К примеру, бывший начальник 98-го (Любомлинского) погранотряда полковник Г. Г. Сурженко в своих воспоминаниях утверждает, что «командование округа потребовало тщательно разработать план действий разгрома немецких погранзастав, нацеливая весь личный состав на то, что воевать будем на чужой территории. Примерно за десять дней до начала войны я с командующим 5-й армией генерал-майором Потаповым объезжал участки, где находились укрепрайоны. Командующий собрал весь офицерский состав и заверил, что воевать будем на той территории»[143].
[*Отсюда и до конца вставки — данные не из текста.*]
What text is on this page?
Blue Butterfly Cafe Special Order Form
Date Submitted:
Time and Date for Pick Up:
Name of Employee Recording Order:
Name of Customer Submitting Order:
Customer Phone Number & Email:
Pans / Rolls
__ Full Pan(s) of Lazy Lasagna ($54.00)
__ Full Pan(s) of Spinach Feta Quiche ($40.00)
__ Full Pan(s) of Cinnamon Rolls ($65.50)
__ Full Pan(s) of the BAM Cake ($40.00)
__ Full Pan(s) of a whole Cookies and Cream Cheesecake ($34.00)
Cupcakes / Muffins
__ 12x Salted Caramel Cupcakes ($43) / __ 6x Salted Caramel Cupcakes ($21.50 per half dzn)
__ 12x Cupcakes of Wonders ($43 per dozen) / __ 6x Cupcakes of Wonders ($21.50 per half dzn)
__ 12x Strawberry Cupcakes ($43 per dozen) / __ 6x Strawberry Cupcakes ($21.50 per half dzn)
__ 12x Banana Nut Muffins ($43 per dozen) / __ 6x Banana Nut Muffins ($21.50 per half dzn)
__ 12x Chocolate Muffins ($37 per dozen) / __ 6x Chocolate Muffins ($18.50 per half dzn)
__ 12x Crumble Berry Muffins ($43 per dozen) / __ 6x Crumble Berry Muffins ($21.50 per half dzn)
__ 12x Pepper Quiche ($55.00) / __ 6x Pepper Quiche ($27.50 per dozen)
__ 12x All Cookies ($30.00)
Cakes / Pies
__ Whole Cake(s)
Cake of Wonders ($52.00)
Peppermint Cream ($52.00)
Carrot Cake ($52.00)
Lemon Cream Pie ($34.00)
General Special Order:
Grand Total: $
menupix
Командир взвода связи 106-го (Таурагского) погранотряда М. И. Махнев, встретивший войну на 4-й погранзаставе, свидетельствует, что «в 2.00 22-го июня 1941 года нас подняли по тревоге, выдали личные вещи, предупредив, что можем не вернуться. Политрук роты объяснил обстановку: «В связи с маневрами в Германии, на границу подтянуты наши войска. Эти маневры могут превратиться в войну. Ждем приказа. Наша задача — уничтожить немецкие стражницы, а потом пойдем с полевыми войсками или останемся на границе!»[144].
Откровеннее вряд ли скажешь! Даже непрофессионалу ясно, что речь идет о наступательных действиях и конкретных задачах, которые предстоит решать пограничникам в этих условиях.
Завершая исследование проблемы о направленности предвоенных планов НКВД СССР по использованию пограничных войск в войне с фашистской Германией, можно со значительной долей уверенности констатировать, что они по сути были идентичны тем планам, которые годом ранее прошли успешную апробацию в ходе войны с Финляндией.
Наглядным подтверждением этого может служить сравнительный анализ служебно-боевых задач, выполняемых пограничниками в годы Второй мировой войны, который представлен в приведенной Таблице № 4.
Таким образом, Советский Союз самым тщательным образом готовился к нанесению упреждающего удара по фашистской Германии. Однако нападение немецкой армии, в возможность которого Сталин и его ближайшее окружение до самого последнего дня не верили, не позволило реализовать этот замысел на практике.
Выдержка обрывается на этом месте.